Koronavirüsten korunmanın en kolay yolunun sık aralıklarla ellerin bol sabunlu suyla en az 28 saniye yıkanması gerektiğini kaydeden Prof. Dr. Tayar, sosyal medyada dolaşan ' Elma sirkesi, sarımsak, kelle paça çorbası' gibi besinler tüketilerek virüsten korunmanın mümkün olmadığı uyarısını yaptı.
'KORONANIN TERCİH ETTİĞİ YÖNTEM SOLUNUM HÜCRELERİ'
Virüsün kişiden kişiye nasıl bulaştığını sanal mikropla uygulamalı olarak gösteren Prof. Dr. Tayar, "Virüs dediğimiz çok küçük mikroskobik canlılar, çok basit organizmalar ve bunların yaşayabilmesi için canlı bir hücreye girmesi gerekiyor. Koronavirüs ailesi insanlarda olduğu gibi hayvanlarda da uzun yıllar gördüğümüz bir virüs, fakat koronanın son versiyonu yeni bir versiyon. Çünkü sık sık değişme özelliğine sahip olan bu canlıların yaşayabilmesi için canlı hücrelere girmesi gerekiyor. Koronanın tercih ettiği yol da solunum yolu hücreleri. Buraya yerleşip hücrelerin yapısını bozduğu zaman vücut bunu atmaya çalışıyor. Atarken de öksürüğü kullanıyor. Öksüren kişinin ortalama çıkış hızına bakarak 40 metreye kadar bunu havaya asabilir veya havada damlacık olarak da kalabilir. Bu kişi elini ağzına götürdüyse, bulaştırdıysa, toplu taşıma aracındaysa bu virüsü almamız çok kolay. Virüsün bulaşma yolu, gıdalar veya Çin'den gelen kargolar değil. Virüslerin yaşayabilmesi için canlı hücrelere ihtiyaç var. O yüzden kıyafetinize bulaşan bir virüs, ertesi sabah kaybolacaktır. Yapacağımız en basit kural, ellerini yıkarken el fırçası edinirlerse olay çözülmüş olur" dedi.
'KORONAVİRÜS BİRAZ MEDYATİK BİR VİRÜS OLDU'
Koronavirüsün korkulacak bir virüs olmadığını söyleyen Prof. Dr. Tayar, "Korona bir anda korkulu rüyamız haline geldi. Şu anda dünyada birçok bulaşıcı hastalıktan hayatını kaybeden insan var. Fakat koronavirüs biraz medyatik bir virüs oldu. Biz kurallara uygun el yıkasak, el yıkamayı kurallara uygun uygulasak zaten koronanın çok da korkulacak bir hastalık olmadığını, benzer virüsler gibi bir hastalık olduğunu göreceğiz" dedi.
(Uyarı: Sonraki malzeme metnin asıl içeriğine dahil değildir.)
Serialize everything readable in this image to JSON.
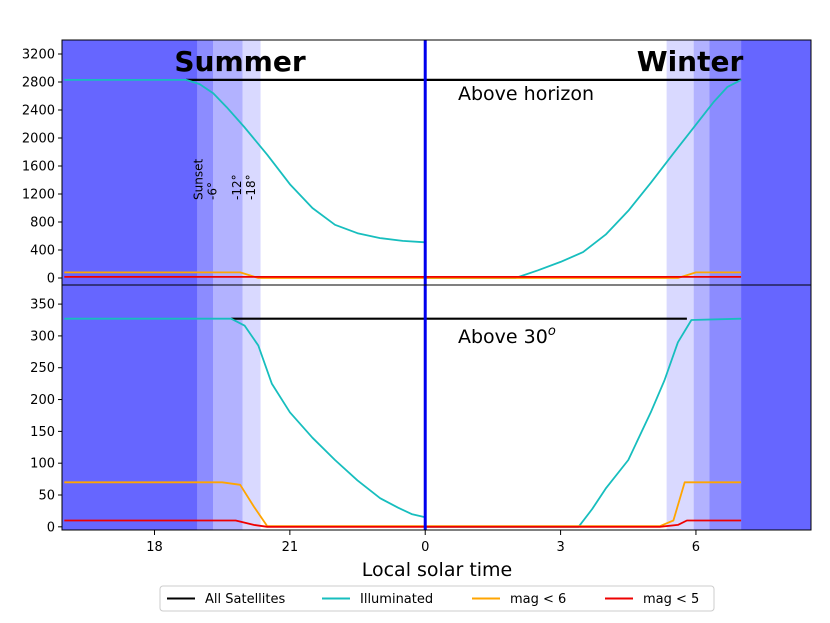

'YAPACAĞIMIZ ŞEY ÇOK BASİT: SUYA VE SABUNA DOKUNMAK'
Prof. Dr. Tayar, kamuoyunda birçok biyolojik silah söylemlerinden bahsedildiğini belirterek, "Bunları dikkate almadan yapacağımız şey çok basit; suya ve sabuna dokunmak. Suya ve sabuna dokunurken de sadece dokunup geçmeden, en az 14 saniye köpürtelim, 14 saniye de parmak araları ve tırnak uçlarını yıkayalım. Biz el yıkamayı bilmiyoruz. El yıkamayı bilmeyince de koronavirüse karşı en açık grubuz. O yüzden ellerin nasıl yıkandığını öğrenmemiz gerekiyor. Çocuklar bu konuda çok donanımlılar" ifadelerini kullandı.
'HİÇBİR GIDANIN KORONAVİRÜSE KARŞI BİR ETKİSİ YOK'
Sosyal medyada bazı gıdaların koronavirüs bulaşmasını engellediği yönündeki eleştirilere cevap veren Tayar, "Bu tip problemler çıkınca herkes kendini konuşmak zorunda hissediyor. Her kafadan bir ses çıkıyor. Elma sirkesi, sarımsak, kelle paça çorbası gibi alternatifler üretiliyor. Hiç bir ilaç, hiç bir gıda, kelle paça da buna dahil, koronavirüse karşı bir etkisi yok. Ama insanlar dengeli besleniyorsa, günlük protein ihtiyacını karşılıyorsa, vücudun viral etkene karşı savunma mekanizması daha güçlü olacak" diye konuştu.